September: It seemed like Rupert was changing every day. He was developing new skills every day and loved baking with Mummy. We taught him the signs for cake (why?) and biscuit (again, why?) but he still loved his old favourites of jumping in puddles, playing on the swings and exploring outside. I built myself a website, ready for the move into freelance writing (more about that in October.) We made the most of getting out and about and saw some amazing sights through our National Trust memberships and Emi giggled for the first time, which was the most beautiful sound.

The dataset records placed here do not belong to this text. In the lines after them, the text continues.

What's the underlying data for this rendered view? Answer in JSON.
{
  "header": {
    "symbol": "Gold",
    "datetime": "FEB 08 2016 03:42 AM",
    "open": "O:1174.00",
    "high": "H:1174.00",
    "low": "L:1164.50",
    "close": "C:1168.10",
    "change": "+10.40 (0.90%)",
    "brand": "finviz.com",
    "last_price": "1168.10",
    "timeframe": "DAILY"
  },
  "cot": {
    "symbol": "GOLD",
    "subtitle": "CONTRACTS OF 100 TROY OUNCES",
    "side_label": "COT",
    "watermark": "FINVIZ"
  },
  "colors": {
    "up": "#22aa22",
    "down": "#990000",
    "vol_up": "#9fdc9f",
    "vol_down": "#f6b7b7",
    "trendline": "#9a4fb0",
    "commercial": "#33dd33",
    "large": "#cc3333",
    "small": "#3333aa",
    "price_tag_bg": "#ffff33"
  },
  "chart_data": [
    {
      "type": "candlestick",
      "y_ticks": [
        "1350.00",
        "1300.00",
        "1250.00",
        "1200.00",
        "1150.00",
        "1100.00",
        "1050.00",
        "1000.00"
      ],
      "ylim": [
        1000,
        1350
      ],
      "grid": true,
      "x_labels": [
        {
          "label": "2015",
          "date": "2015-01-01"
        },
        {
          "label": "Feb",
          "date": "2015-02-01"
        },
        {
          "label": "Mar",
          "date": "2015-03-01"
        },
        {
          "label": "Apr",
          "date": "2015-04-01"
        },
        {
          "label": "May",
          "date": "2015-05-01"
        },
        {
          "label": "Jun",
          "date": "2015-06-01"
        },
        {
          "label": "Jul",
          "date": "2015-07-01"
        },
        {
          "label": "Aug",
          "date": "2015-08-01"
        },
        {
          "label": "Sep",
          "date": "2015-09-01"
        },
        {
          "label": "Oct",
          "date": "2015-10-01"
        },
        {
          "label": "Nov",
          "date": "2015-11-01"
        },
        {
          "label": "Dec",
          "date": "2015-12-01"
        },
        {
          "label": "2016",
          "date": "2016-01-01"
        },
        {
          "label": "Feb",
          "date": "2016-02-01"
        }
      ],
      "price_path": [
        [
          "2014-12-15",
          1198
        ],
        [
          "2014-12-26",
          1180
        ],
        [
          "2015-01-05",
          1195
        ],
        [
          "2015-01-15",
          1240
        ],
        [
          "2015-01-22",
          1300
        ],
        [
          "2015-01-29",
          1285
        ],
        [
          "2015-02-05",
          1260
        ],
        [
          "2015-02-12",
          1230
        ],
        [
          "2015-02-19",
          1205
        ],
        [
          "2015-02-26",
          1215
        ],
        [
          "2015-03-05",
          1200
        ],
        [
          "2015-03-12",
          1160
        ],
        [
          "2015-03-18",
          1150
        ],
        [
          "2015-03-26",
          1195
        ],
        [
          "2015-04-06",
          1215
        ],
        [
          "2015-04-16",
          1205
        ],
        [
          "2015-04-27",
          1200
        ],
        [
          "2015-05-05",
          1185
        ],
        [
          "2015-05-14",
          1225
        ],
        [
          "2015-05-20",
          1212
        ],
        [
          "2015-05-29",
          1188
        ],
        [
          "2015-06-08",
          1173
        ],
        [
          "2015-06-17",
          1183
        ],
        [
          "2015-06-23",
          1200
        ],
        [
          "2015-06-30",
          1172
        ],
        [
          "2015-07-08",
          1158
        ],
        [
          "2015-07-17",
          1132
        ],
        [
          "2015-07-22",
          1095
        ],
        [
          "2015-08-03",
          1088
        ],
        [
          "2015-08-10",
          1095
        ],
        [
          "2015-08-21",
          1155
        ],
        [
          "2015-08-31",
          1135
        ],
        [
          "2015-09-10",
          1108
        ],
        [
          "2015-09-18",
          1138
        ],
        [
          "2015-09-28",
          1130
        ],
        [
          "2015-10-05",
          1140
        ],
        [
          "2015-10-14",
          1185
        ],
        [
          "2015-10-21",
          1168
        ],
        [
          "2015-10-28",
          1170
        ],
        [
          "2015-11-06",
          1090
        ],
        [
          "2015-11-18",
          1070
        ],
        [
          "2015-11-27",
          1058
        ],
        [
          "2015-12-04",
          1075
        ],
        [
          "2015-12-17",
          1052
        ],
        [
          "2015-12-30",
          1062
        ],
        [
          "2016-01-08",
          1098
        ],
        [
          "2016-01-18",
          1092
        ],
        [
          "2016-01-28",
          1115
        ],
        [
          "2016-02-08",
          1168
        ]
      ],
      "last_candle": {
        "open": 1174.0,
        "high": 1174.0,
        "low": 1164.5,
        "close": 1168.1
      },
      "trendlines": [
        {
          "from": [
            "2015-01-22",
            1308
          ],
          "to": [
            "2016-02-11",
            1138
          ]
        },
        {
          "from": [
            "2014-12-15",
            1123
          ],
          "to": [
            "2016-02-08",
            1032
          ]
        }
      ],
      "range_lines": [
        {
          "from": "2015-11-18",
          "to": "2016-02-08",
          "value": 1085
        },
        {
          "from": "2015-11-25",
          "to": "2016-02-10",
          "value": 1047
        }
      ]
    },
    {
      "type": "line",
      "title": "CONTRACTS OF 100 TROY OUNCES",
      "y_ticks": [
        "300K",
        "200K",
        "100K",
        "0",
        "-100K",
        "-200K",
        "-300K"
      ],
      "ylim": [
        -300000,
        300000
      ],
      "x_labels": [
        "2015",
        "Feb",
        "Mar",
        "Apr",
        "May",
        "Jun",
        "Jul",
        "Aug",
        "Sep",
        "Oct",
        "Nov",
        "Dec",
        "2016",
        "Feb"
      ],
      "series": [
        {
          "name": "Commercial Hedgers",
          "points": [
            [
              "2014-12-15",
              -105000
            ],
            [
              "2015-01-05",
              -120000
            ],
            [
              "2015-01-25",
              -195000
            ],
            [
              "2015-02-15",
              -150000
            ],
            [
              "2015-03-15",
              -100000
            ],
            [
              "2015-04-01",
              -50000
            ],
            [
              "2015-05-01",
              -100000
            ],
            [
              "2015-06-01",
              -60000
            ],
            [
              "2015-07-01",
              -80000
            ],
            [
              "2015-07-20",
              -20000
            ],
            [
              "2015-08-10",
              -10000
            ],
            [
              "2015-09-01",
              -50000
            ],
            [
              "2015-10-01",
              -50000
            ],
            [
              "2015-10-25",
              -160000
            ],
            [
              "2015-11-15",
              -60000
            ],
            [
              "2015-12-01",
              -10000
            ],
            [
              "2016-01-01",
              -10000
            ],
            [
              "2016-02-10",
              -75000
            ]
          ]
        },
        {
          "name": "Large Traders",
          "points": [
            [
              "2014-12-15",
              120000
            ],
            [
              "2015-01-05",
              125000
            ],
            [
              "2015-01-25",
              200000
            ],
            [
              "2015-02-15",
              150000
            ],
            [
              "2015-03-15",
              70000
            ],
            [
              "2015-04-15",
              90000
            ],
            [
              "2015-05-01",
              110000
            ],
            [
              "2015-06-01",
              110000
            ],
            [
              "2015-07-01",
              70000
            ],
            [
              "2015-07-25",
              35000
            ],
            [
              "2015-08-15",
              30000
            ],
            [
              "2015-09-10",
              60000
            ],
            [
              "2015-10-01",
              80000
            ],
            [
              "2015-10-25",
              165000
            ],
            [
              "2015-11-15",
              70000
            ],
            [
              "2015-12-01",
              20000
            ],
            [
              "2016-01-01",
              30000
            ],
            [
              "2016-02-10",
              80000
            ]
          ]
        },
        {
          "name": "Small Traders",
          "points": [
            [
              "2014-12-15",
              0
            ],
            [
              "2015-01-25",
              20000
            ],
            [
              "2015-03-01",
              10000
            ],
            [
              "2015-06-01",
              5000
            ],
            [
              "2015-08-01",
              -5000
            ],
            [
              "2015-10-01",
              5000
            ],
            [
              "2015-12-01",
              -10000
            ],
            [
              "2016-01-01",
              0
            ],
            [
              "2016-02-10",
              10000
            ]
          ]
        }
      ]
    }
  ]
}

October: The month I’d been looking forward to/dreading as I was made redundant from my job as a copywriter. Jess and I had always discussed me being a full time Daddy for a couple of years when she went back to work, but this was the reality hitting me hard. I made some wonderful friends at my last job and not seeing them every day was something I wasn’t quite ready for. But still, it was an exciting time for the Ellis family as we realised, we’d never get this much time to spend together again. Emi was getting stronger and starting to try and sit up on her own and even rolled for the first time. Rupert was entering an early version of the terrible twos. A trip out to go pumpkin picking was taxing as he just wanted to pick up all the pumpkins he saw, namely the biggest ones.
November: The month that saw us go into full lockdown for the second time, meaning that Rupert, my mother-in-law and I all had to celebrate our birthdays in a completely different way. Our walks, once filled with sun cream and water breaks, were replaced with hot chocolate and warm clothes. Rupert turned two and continued to amaze us with how much he understood, even if we did worry a little bit about his speech. Emi moved out – of our bedroom – and we started sleep training her, which sounds easy but is still proving to be tough. You can’t let a baby cry when they share a wall with your two-year-old. Rupert’s birthday was about as special as we could make it, considering the circumstances, and it was filled with cars, cake and laughter, so he loved it. Emi sat up properly for the first time, which also meant she fell backwards for the first time too. A commando crawl was her new preferred mode of transport. Oh, and she slept through the night for the first time – now if she could only learn to do that more often…
December: With the misery of Covid hanging over our heads we, like many others, got our decorations up early. We introduced elf on a shelf (which Rupert hated) and advent calendars (which Rupert loved.) We decided that family time was our priority, and we went on as many Christmassy adventures as we could, including a trip to see Santa at Frosts in MK and the lights at Waddesdon Manor. However, there was no Christmas shopping, no lights switch ons, and tiers brought tears. The great thing about children though is their resilience. None the wiser about the shit show going on around them, Emi started on proper food and joined Rupert in the big bath. Rupert seemed to learn a new word or action every day and continues to amaze us. In true British fashion we kept calm, carried on and made the best of it.
I’m now looking forward to 2021. I can’t wait to see Emi’s character grow even more and watch Rupert learn so much more about the world around him – although that will also bring potty training, and the terrible twos. I’m confident though that we as a family will rise above anything the world wants to throw at us and all I can hope for you all reading this is the same. So, here’s to a happy and healthy year for all of you. Thank you from the bottom of my heart to all of those who have read this blog, commented and liked it – even if this is your first experience of it. Thank you for letting me share my family and I’s journey with all of you.